Welcome to the Dark Side of Phylogenetics. The dark realm, in which the much-cherished bright sunlight of cladistics – you just infer a one-dimensional stick graph, and this tells you all you need to know about evolution – diminishes into an ephemeral line at the horizon.
Act 3. Stepping out of the comfort zone into the pastDespite the genetic chaos (to some degree) and with a little training, anyone can identify the few generally accepted species in nature (good species in accordance with Mallet's object-orientated solution to the species question). With more training and insights you can even realise that we have three or four contemporary species in western Eurasia, and not one (Denk 1999b,c; Gömöry & Paule 2010). We never found however the muse to formalise this.
Thus, one could make a morphology-based tree that made sense at the time (Denk 2003), but linking that tree with the genetics of the genus (Denk et al. 2005) made things not easier. Especially when we started to add fossils, including some that may be ancestors of others (and modern-day species). Something the classical trees (and Farrisian cladistics) simply cannot handle (we did even tried explicit biogeographic inferences, but their results were completely for the bin). We moved on to networks and exploratory data analysis (EDA; Denk & Grimm 2009).

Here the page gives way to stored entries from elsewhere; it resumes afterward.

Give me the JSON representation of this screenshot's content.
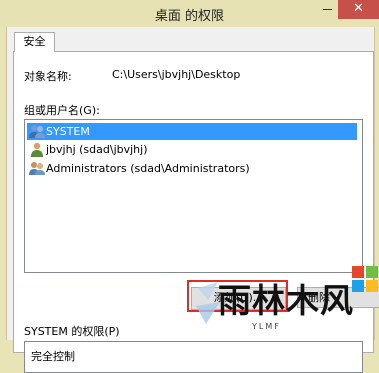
{
  "window": {
    "title": "桌面 的权限",
    "close_glyph": "✕"
  },
  "tabs": [
    {
      "label": "安全"
    }
  ],
  "object": {
    "label": "对象名称:",
    "value": "C:\\Users\\jbvjhj\\Desktop"
  },
  "group": {
    "label": "组或用户名(G):",
    "items": [
      {
        "label": "SYSTEM",
        "icon": "group-users-icon",
        "selected": true
      },
      {
        "label": "jbvjhj (sdad\\jbvjhj)",
        "icon": "user-icon",
        "selected": false
      },
      {
        "label": "Administrators (sdad\\Administrators)",
        "icon": "group-users-icon",
        "selected": false
      }
    ]
  },
  "buttons": {
    "add": "添加(D)...",
    "remove": "删除"
  },
  "permissions": {
    "label": "SYSTEM 的权限(P)",
    "rows": [
      {
        "label": "完全控制"
      }
    ]
  },
  "watermark": {
    "text": "雨林木风",
    "small": "YLMF"
  }
}
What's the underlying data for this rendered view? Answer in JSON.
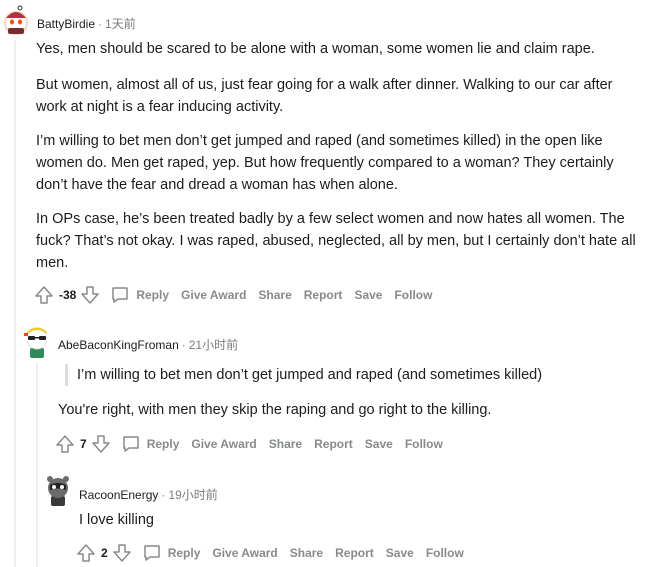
{
  "comments": [
    {
      "username": "BattyBirdie",
      "time": "1天前",
      "paragraphs": [
        "Yes, men should be scared to be alone with a woman, some women lie and claim rape.",
        "But women, almost all of us, just fear going for a walk after dinner. Walking to our car after work at night is a fear inducing activity.",
        "I’m willing to bet men don’t get jumped and raped (and sometimes killed) in the open like women do. Men get raped, yep. But how frequently compared to a woman? They certainly don’t have the fear and dread a woman has when alone.",
        "In OPs case, he’s been treated badly by a few select women and now hates all women. The fuck? That’s not okay. I was raped, abused, neglected, all by men, but I certainly don’t hate all men."
      ],
      "score": "-38"
    },
    {
      "username": "AbeBaconKingFroman",
      "time": "21小时前",
      "quote": "I’m willing to bet men don’t get jumped and raped (and sometimes killed)",
      "paragraphs": [
        "You're right, with men they skip the raping and go right to the killing."
      ],
      "score": "7"
    },
    {
      "username": "RacoonEnergy",
      "time": "19小时前",
      "paragraphs": [
        "I love killing"
      ],
      "score": "2"
    }
  ],
  "actions": {
    "reply": "Reply",
    "give_award": "Give Award",
    "share": "Share",
    "report": "Report",
    "save": "Save",
    "follow": "Follow"
  },
  "separator": "·",
  "colors": {
    "text": "#1c1c1c",
    "muted": "#7c7c7c",
    "action": "#878a8c",
    "thread": "#edeff1",
    "quote_bar": "#dcdcdc"
  },
  "icons": [
    "upvote-icon",
    "downvote-icon",
    "reply-bubble-icon"
  ]
}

EDA is something, I never had heard anything about before I learned about the Genealogical World of Phylogenetic Networks (GWoN) and met David Morrison about five years later, when he came visiting me to see with his own eyes the little heretic sitting at Farris' own institution. But even ignorant of what EDA means, I had been doing it since my Diplom thesis. A bit late (and too late for me to stay in professional science), but it was good to know, I was not travelling a totally obscure path, but one that had been taken by others a good time before me.
Networks are a natural choice for morphological data, and data sets including fossils (see e.g. posts on GWoN). When I was still in Tübingen, a fellow mycologist, Markus Göker, pointed me to a paper in the Journal of Theoretical Biology by Spencer et al. (2004). Later, we teamed up for some pretty heretic papers, one providing the first individual-based genetic network of beeches and a solution to the ITS variation problem by using a “host-associate” framework (Göker & Grimm 2008); another an alignment-free way to define cryptic species in planktic foramifers (Göker et al. 2010) — you know, things mycologists and geno-geologists typically team up for.

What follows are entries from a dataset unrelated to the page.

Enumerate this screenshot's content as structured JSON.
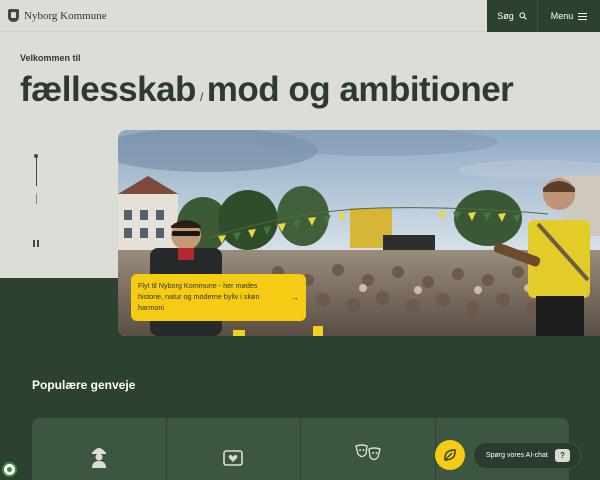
{
  "header": {
    "logo_text": "Nyborg Kommune",
    "search_label": "Søg",
    "menu_label": "Menu"
  },
  "hero": {
    "welcome": "Velkommen til",
    "headline_part1": "fællesskab",
    "headline_sep": "/",
    "headline_part2": "mod og ambitioner",
    "callout_text": "Flyt til Nyborg Kommune - her mødes historie, natur og moderne byliv i skøn harmoni",
    "callout_arrow": "→"
  },
  "shortcuts": {
    "title": "Populære genveje",
    "cards": [
      {
        "icon": "worker-icon"
      },
      {
        "icon": "heart-frame-icon"
      },
      {
        "icon": "theater-masks-icon"
      },
      {
        "icon": "blank"
      }
    ]
  },
  "chat": {
    "label": "Spørg vores AI-chat",
    "bubble": "?"
  },
  "colors": {
    "dark_green": "#2d4130",
    "beige": "#dcddd6",
    "yellow": "#f6cb13"
  }
}
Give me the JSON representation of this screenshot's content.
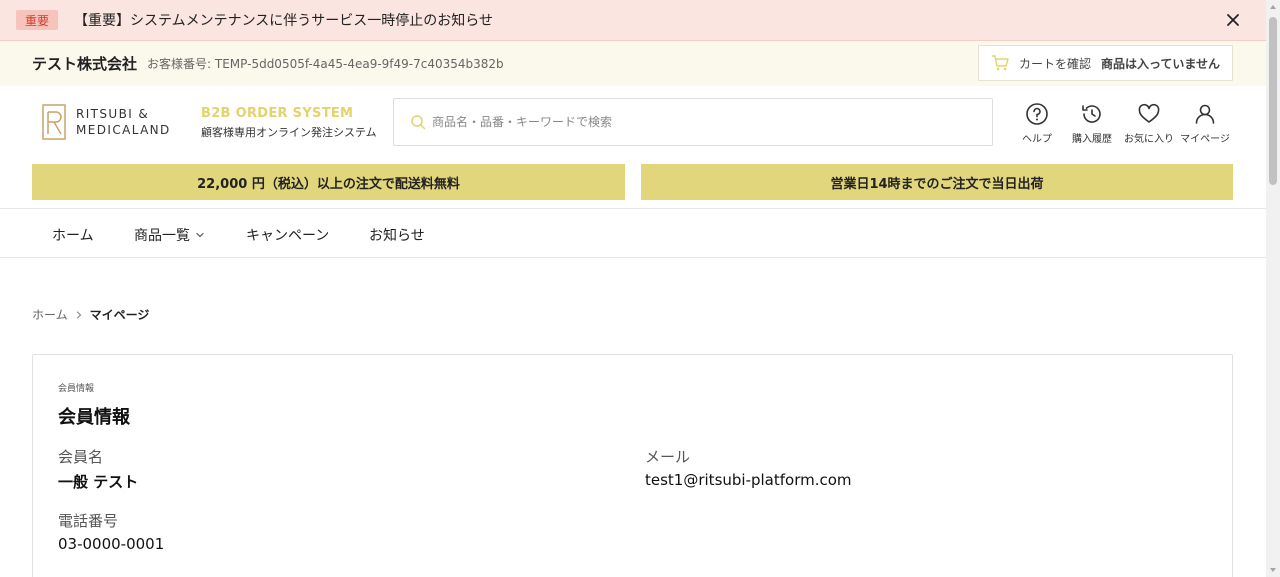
{
  "alert": {
    "badge": "重要",
    "message": "【重要】システムメンテナンスに伴うサービス一時停止のお知らせ"
  },
  "account": {
    "company": "テスト株式会社",
    "customer_number": "お客様番号: TEMP-5dd0505f-4a45-4ea9-9f49-7c40354b382b",
    "cart_label": "カートを確認",
    "cart_status": "商品は入っていません"
  },
  "brand": {
    "logo_line1": "RITSUBI &",
    "logo_line2": "MEDICALAND",
    "system_title": "B2B ORDER SYSTEM",
    "system_subtitle": "顧客様専用オンライン発注システム",
    "accent_color": "#e2d67c"
  },
  "search": {
    "placeholder": "商品名・品番・キーワードで検索"
  },
  "header_icons": {
    "help": "ヘルプ",
    "history": "購入履歴",
    "favorites": "お気に入り",
    "mypage": "マイページ"
  },
  "promos": {
    "shipping": "22,000 円（税込）以上の注文で配送料無料",
    "sameday": "営業日14時までのご注文で当日出荷"
  },
  "nav": {
    "home": "ホーム",
    "products": "商品一覧",
    "campaign": "キャンペーン",
    "news": "お知らせ"
  },
  "breadcrumb": {
    "home": "ホーム",
    "current": "マイページ"
  },
  "member": {
    "eyebrow": "会員情報",
    "title": "会員情報",
    "name_label": "会員名",
    "name_value": "一般 テスト",
    "email_label": "メール",
    "email_value": "test1@ritsubi-platform.com",
    "phone_label": "電話番号",
    "phone_value": "03-0000-0001"
  }
}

Spencer et al. found that the Neighbour-net (Bryant & Moulton 2002, 2004), a planar (2-dimensional) distance-based (meta)phylogenetic graph, outperforms all tree-based inference method when it comes to actual ancestor-descendant relationships. Due to my analysis of genetic data in beeches (and maples, and then oaks, Denk & Grimm 2010) and the sheer coincidence that Daniel Huson, the programmer of SplitsTree, got a professorship in Tübingen sitting in the same building than the husband of my boss, I knew about the potential of consensus networks to visualise internal data conflict and topological alternative. Just from the spatio-temporal distribution of beech fossils (map above), it is pretty obvious that some fossil morphotypes represent precursors (and likely direct ancestors) of one or more modern-day species, others are similar but harder to place. Neighbour-nets and "bipartition networks" (Grimm et al. 2006), better labelled support consensus networks (Schliep et al. 2017), seemed a natural choice.
The 2009 paper remains a pretty unique piece until today, a decade later, as it used distance-based morphology-based planar (meta)phylogenetic networks (above), support consensus networks based on parsimony bootstrap replicates and Bayesian-inferred tree samples (example below), and last but not least "distance suns" and other simple graphs visualising morphological change.

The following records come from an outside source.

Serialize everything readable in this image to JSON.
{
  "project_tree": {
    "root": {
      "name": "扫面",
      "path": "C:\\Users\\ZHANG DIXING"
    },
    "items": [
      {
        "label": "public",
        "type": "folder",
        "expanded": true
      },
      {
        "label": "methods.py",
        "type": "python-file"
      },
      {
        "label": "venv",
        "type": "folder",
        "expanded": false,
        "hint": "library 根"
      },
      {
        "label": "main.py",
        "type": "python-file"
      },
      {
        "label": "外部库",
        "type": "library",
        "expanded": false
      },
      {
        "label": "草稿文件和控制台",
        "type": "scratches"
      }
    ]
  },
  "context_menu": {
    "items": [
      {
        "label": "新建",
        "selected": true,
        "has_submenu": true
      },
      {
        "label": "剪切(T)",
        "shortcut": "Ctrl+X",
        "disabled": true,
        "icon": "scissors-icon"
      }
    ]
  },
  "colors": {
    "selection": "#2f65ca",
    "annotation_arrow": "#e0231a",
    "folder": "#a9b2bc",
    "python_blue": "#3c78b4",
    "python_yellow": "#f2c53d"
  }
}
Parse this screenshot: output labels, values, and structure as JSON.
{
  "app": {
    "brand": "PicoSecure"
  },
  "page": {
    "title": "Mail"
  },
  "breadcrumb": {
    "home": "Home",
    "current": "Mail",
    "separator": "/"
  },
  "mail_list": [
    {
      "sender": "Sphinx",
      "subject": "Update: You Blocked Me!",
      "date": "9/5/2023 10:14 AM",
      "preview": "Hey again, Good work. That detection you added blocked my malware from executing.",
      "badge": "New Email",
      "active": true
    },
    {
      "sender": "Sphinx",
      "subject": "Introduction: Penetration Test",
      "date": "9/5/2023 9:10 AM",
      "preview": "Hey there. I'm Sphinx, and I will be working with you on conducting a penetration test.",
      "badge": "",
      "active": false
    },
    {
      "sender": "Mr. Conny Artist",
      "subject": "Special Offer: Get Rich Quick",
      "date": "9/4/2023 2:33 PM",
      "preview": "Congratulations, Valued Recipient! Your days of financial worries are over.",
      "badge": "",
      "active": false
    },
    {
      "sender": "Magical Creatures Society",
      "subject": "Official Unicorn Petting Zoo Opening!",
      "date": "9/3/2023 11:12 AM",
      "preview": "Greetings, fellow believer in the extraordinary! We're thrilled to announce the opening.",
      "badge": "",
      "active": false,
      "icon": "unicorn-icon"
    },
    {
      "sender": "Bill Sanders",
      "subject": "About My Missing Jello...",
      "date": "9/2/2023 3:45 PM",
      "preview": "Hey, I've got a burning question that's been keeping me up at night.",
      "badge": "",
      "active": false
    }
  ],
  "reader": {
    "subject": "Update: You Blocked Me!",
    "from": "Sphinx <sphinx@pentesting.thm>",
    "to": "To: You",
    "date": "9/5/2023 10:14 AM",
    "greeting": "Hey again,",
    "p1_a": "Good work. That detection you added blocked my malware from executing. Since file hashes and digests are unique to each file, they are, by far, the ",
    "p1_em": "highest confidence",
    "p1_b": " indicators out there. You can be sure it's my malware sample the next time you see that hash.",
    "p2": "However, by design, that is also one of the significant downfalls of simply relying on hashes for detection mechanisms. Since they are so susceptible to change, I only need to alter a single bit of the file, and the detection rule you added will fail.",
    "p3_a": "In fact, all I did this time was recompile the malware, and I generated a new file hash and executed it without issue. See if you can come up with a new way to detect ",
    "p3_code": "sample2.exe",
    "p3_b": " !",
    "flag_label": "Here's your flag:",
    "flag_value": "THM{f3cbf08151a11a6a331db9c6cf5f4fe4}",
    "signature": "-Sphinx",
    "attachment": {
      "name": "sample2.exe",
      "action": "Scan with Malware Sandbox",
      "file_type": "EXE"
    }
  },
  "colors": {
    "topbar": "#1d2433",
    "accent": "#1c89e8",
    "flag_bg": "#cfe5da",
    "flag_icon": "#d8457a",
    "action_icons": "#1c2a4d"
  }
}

|Four graphs visualising diversity and potential relationships between fossil and modern beech species. Knowing all aspects of your data can be the key for putting up a holistic evolutionary framework.|
All these explicit, data-based analyses were rounded up by the considerable knowledge of Thomas, the actual palaeobotanist in our 2-man team, about the fossil record, morphological change and variation, and allowed us to come up with a pretty neat history of the genus through space and time. 2009, the oldest beech fossil (i.e. representing Fagus, the modern genus) was Fagus langevinii from the spectacular, c. 50 Ma old McAbee Flora, which has all characteristics of a modern-day beech. Recently, my colleagues in Vienna found an about 10 Ma older Fagus pollen in in-situ formed nodules embedded in an absolutely dated strata of the "Hare Island" in the Disco Bay, western Greenland (Grímsson et al. 2016; molecular data predicted that the lineage comprising Fagus latest evolved in the Late Cretaceous, 80 Ma ago, but all Fagaceae/Fagales dating so far have been fundamentally flawed, see below).
Act 4. (Tree-based) "clocks" and "rocks" uniteFor us, and for science, this appeared to be the end of the story. I lost my technician and lab when I had to leave Germany in 2008 (to "develop my career by gaining international experience", as the German Science Foundation put it), so we had no resources to do anything anymore. Based on what we found, and what readily become obvious by earlier and later species-level studies on the plastids (little species correlation, just provenance; as in their distant sister genus, the oaks), no-one would take up the task of producing more gene data to proof us wrong or take up from where we left. It's "publish or perish" in professional science, and complex situations require much more investment than trivial ones, with less output (and, often, more annoyance during the so-called "confidential single-blind peer review" process). Also, it is beneficial if researchers with different backgrounds work together, which is too rarely the case, in real and not only by sharing co-authorships on papers.
But it was not.
Magical seven years later, we had the opportunity to publish (Renner et al. 2016) an explicit molecular dating experiment (and yet again updated fossil record by my veteran co-author Thomas Denk) finding that everything matches up astonishingly well. With little resources, hence, few genes, but still a nice piece. Being one of the rare dating studies in botany that demonstrate the importance of cross-disciplinary research and inter-disciplinary data sets to bridge the artificial gap usually seen and much highlighted in various papers: too young clocks, too old fossils.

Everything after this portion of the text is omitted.